15. Ceza Dairesi 2020/1338 E. , 2020/9225 K.
"İçtihat Metni"
Nitelikli dolandırıcılık suçundan şüpheliler ..., .... haklarında yapılan soruşturma evresi sonucunda İstanbul Anadolu Cumhuriyet Başsavcılığınca düzenlenen 31/10/2019 tarihli ve 2019/174871 soruşturma, 2019/56757 esas, 2019/5610 sayılı iddianamenin 5271 sayılı Ceza Muhakemesi Kanunu’nun 170/2-4 ve 174/1-a-b maddelerine uygun bulunmadığından bahisle iadesine dair İstanbul Anadolu 3. Ağır Ceza Mahkemesinin 05/11/2019 tarihli ve 2019/363 iddianame değerlendirme sayılı kararına yönelik itirazın reddine ilişkin İstanbul Anadolu 4. Ağır Ceza Mahkemesinin 14/11/2019 tarihli ve 2019/1571 değişik iş sayılı kararı aleyhine, Yüksek Adalet Bakanlığınca verilen 06/02/2020 gün ve 94660652-105-34-20119-2019 sayılı kanun yararına bozma talebine dayanılarak dava dosyası Yargıtay Cumhuriyet Başsavcılığının 17/02/2020 gün ve 2020-19426 sayılı tebliğnamesiyle dairemize gönderilmekle okundu.

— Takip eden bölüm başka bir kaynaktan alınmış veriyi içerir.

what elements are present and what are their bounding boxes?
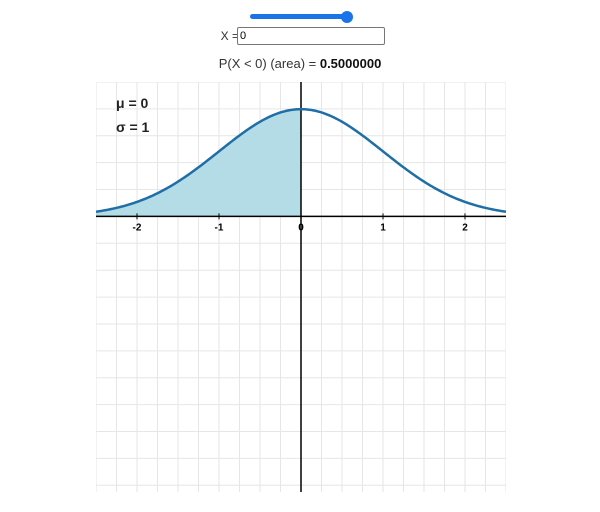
x-value-row: X = bbox=[0, 27, 600, 45]
x-slider-thumb[interactable] bbox=[341, 11, 353, 23]
x-label: X = bbox=[220, 29, 239, 43]
x-tick-label: -2 bbox=[133, 222, 142, 233]
x-tick-label: 0 bbox=[298, 222, 304, 233]
density-curve bbox=[96, 107, 506, 213]
probability-value: 0.5000000 bbox=[319, 56, 382, 71]
probability-readout: P(X < 0) (area) = 0.5000000 bbox=[0, 56, 600, 71]
x-value-input[interactable] bbox=[237, 27, 385, 45]
x-tick-label: -1 bbox=[215, 222, 224, 233]
x-tick-label: 2 bbox=[462, 222, 468, 233]
mu-label: μ = 0 bbox=[116, 95, 149, 111]
shaded-probability-area bbox=[96, 109, 301, 217]
probability-label: P(X < 0) (area) = bbox=[218, 56, 320, 71]
x-slider-track[interactable] bbox=[250, 14, 346, 19]
normal-distribution-plot: -2 -1 0 1 2 bbox=[96, 82, 506, 492]
sigma-label: σ = 1 bbox=[116, 119, 150, 135]
x-tick-label: 1 bbox=[380, 222, 386, 233]
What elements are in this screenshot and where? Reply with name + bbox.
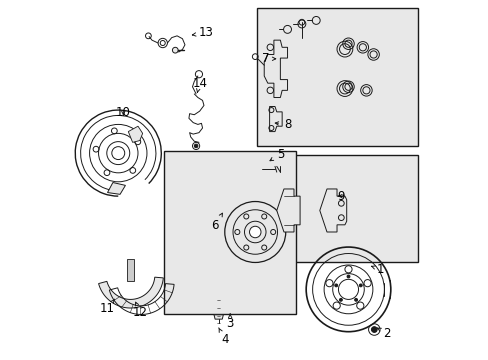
Polygon shape xyxy=(264,40,287,98)
Polygon shape xyxy=(107,183,125,194)
Bar xyxy=(257,155,418,262)
Text: 13: 13 xyxy=(192,27,213,40)
Text: 11: 11 xyxy=(100,299,115,315)
Polygon shape xyxy=(269,107,282,132)
Circle shape xyxy=(172,47,178,53)
Text: 5: 5 xyxy=(269,148,284,161)
Polygon shape xyxy=(276,189,300,232)
Circle shape xyxy=(354,298,357,301)
Text: 12: 12 xyxy=(133,302,148,319)
Bar xyxy=(257,8,418,146)
Circle shape xyxy=(334,284,337,287)
Polygon shape xyxy=(214,315,223,319)
Polygon shape xyxy=(126,259,134,282)
Text: 1: 1 xyxy=(371,263,384,276)
Circle shape xyxy=(371,327,376,332)
Circle shape xyxy=(359,284,362,287)
Text: 6: 6 xyxy=(211,213,222,232)
Circle shape xyxy=(249,226,261,238)
Circle shape xyxy=(346,275,349,278)
Text: 14: 14 xyxy=(192,77,207,93)
Circle shape xyxy=(194,144,198,148)
Polygon shape xyxy=(99,277,163,308)
Circle shape xyxy=(112,147,124,159)
Text: 7: 7 xyxy=(261,52,275,65)
Text: 3: 3 xyxy=(226,314,233,330)
Text: 8: 8 xyxy=(275,118,291,131)
Text: 2: 2 xyxy=(377,327,390,339)
Circle shape xyxy=(338,279,358,300)
Text: 10: 10 xyxy=(116,106,130,119)
Text: 4: 4 xyxy=(218,328,228,346)
Text: 9: 9 xyxy=(337,190,345,203)
Polygon shape xyxy=(128,126,142,142)
Circle shape xyxy=(339,298,342,301)
Bar xyxy=(163,151,296,315)
Polygon shape xyxy=(319,189,346,232)
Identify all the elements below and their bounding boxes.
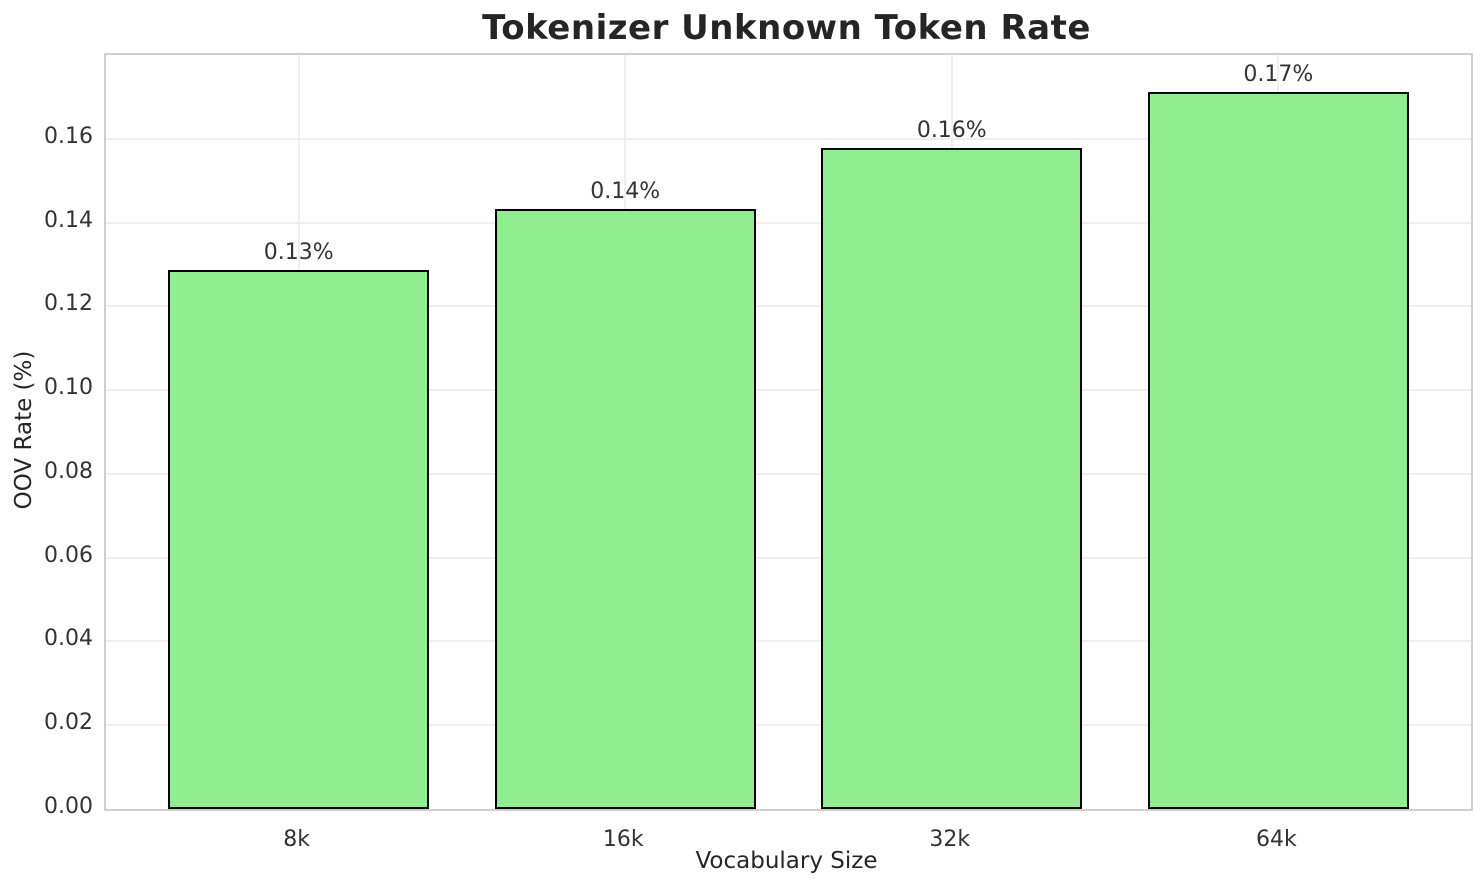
gridline-horizontal bbox=[106, 724, 1471, 727]
y-tick-label: 0.12 bbox=[44, 291, 93, 317]
gridline-horizontal bbox=[106, 305, 1471, 308]
y-axis-label: OOV Rate (%) bbox=[11, 350, 37, 510]
bar-value-label-16k: 0.14% bbox=[590, 179, 661, 205]
y-tick-label: 0.06 bbox=[44, 542, 93, 568]
x-tick-label-64k: 64k bbox=[1255, 827, 1297, 852]
bar-value-label-32k: 0.16% bbox=[916, 118, 987, 143]
x-axis-label: Vocabulary Size bbox=[695, 848, 878, 874]
bar-16k bbox=[494, 209, 756, 809]
chart-title: Tokenizer Unknown Token Rate bbox=[482, 8, 1091, 48]
gridline-horizontal bbox=[106, 389, 1471, 392]
y-tick-label: 0.10 bbox=[44, 375, 93, 401]
bar-value-label-64k: 0.17% bbox=[1243, 61, 1314, 87]
bar-32k bbox=[821, 148, 1083, 809]
gridline-horizontal bbox=[106, 137, 1471, 140]
x-tick-label-32k: 32k bbox=[929, 827, 971, 852]
y-tick-label: 0.16 bbox=[44, 123, 93, 149]
bar-64k bbox=[1147, 91, 1409, 809]
y-tick-label: 0.04 bbox=[44, 626, 93, 652]
x-tick-label-8k: 8k bbox=[283, 827, 311, 852]
y-tick-label: 0.00 bbox=[44, 794, 93, 819]
y-tick-label: 0.14 bbox=[44, 207, 93, 233]
x-tick-label-16k: 16k bbox=[602, 827, 644, 852]
gridline-horizontal bbox=[106, 221, 1471, 224]
gridline-horizontal bbox=[106, 472, 1471, 475]
plot-area: 0.13% 0.14% 0.16% 0.17% bbox=[104, 53, 1473, 811]
y-tick-label: 0.02 bbox=[44, 710, 93, 736]
gridline-horizontal bbox=[106, 556, 1471, 559]
y-tick-label: 0.08 bbox=[44, 458, 93, 484]
bar-value-label-8k: 0.13% bbox=[263, 239, 334, 265]
bar-8k bbox=[168, 269, 430, 809]
gridline-horizontal bbox=[106, 640, 1471, 643]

Kanun yararına bozma isteyen tebliğnamede;
İstanbul Anadolu 3. Ağır Ceza Mahkemesince, şüpheli ... tarafından suça konu paranın çekilip çekilmediğinin sorulmadığı, çekilmiş ise nerede çekildiğinin sorulmadığı, bu hususun suç vasfında ve yetki tayininde önem arz ettiği suçun delili niteliğindeki bilgi ve belgelerin dosyaya ibraz edilmediği ve sonuca etkili tanık beyanlarının dosyaya sunulmadığı gerekçeleriyle iddianamenin iadesine karar verilmiş ise de; 5271 sayılı Ceza Muhakemesi Kanunu’nun 170/3. maddesinde iddianamede nelerin gösterileceği, aynı Kanun’un 174/1. maddesinde ise iddianamenin hangi hallerde iadesine karar verileceğinin belirtildiği, 5271 sayılı Kanun’un 170/2. maddesinde yer alan “Soruşturma evresi sonunda toplanan deliller, suçun işlendiği hususunda yeterli şüphe oluşturuyorsa; Cumhuriyet savcısı, bir iddianame düzenler.” hükmü uyarınca Cumhuriyet savcısının dava açmasının zorunlu olduğu ve bu durumda mahkemece, iddianamede gösterilen olaylarla ilgili olarak ibraz edilen deliller ve yargılama sırasında ibraz edilebilecek diğer deliller birlikte değerlendirilerek yargılama sonucuna göre bir karar verileceği, mahkemece yapılacak yargılama sonucunda yeterli delil bulunmadığının anlaşılması halinde ancak beraat kararı verilmesinin mümkün bulunduğu, iddianamenin değerlendirilmesi aşamasında yeterli şüphe bulunup bulunmadığı hususunun incelenemeyeceği, keza 5271 sayılı Ceza Muhakemesi Kanunu"nun 174. maddesinde belirtilen iade sebepleri arasında bu hususun sayılmadığı, ayrıca iddianamede şüpheli Erdi"nin savunmasına yer verilerek şüphelinin söz konusu paraları çektikten sonra diğer şüphelilere Esenyurt ilçesinde elden teslim ettiğini beyan ederek diğer şüphelilerin de suça iştirakinden bahsettiği ve esasen iddianame içeriğinde suçun işlendiği yerin belirtildiği gözetilmeden, itirazın kabulü yerine, yazılı şekilde reddine karar verilmesinde isabet görülmemiştir.
5271 Sayılı Ceza Muhakemesi Kanunu’nun 309. maddesi uyarınca anılan kararın bozulması lüzumu kanun yararına bozma talebine dayanılarak ihbar olunmuştur.
GEREĞİ DÜŞÜNÜLDÜ:
Kanun yararına bozmaya atfen düzenlenen ihbarnamedeki düşünce yerinde görüldüğünden, itirazın reddine ilişkin İstanbul Anadolu 4. Ağır Ceza Mahkemesinin 14/11/2019 tarihli ve 2019/1571 değişik iş sayılı kararının 5271 sayılı CMK"nın 309. maddesi gereğince BOZULMASINA, aynı maddenin 4. fıkrasının (a) bendi uyarınca müteakip işlemlerin mahallinde merciince yerine getirilmesine, 05/10/2020 tarihinde oybirliğiyle karar verildi.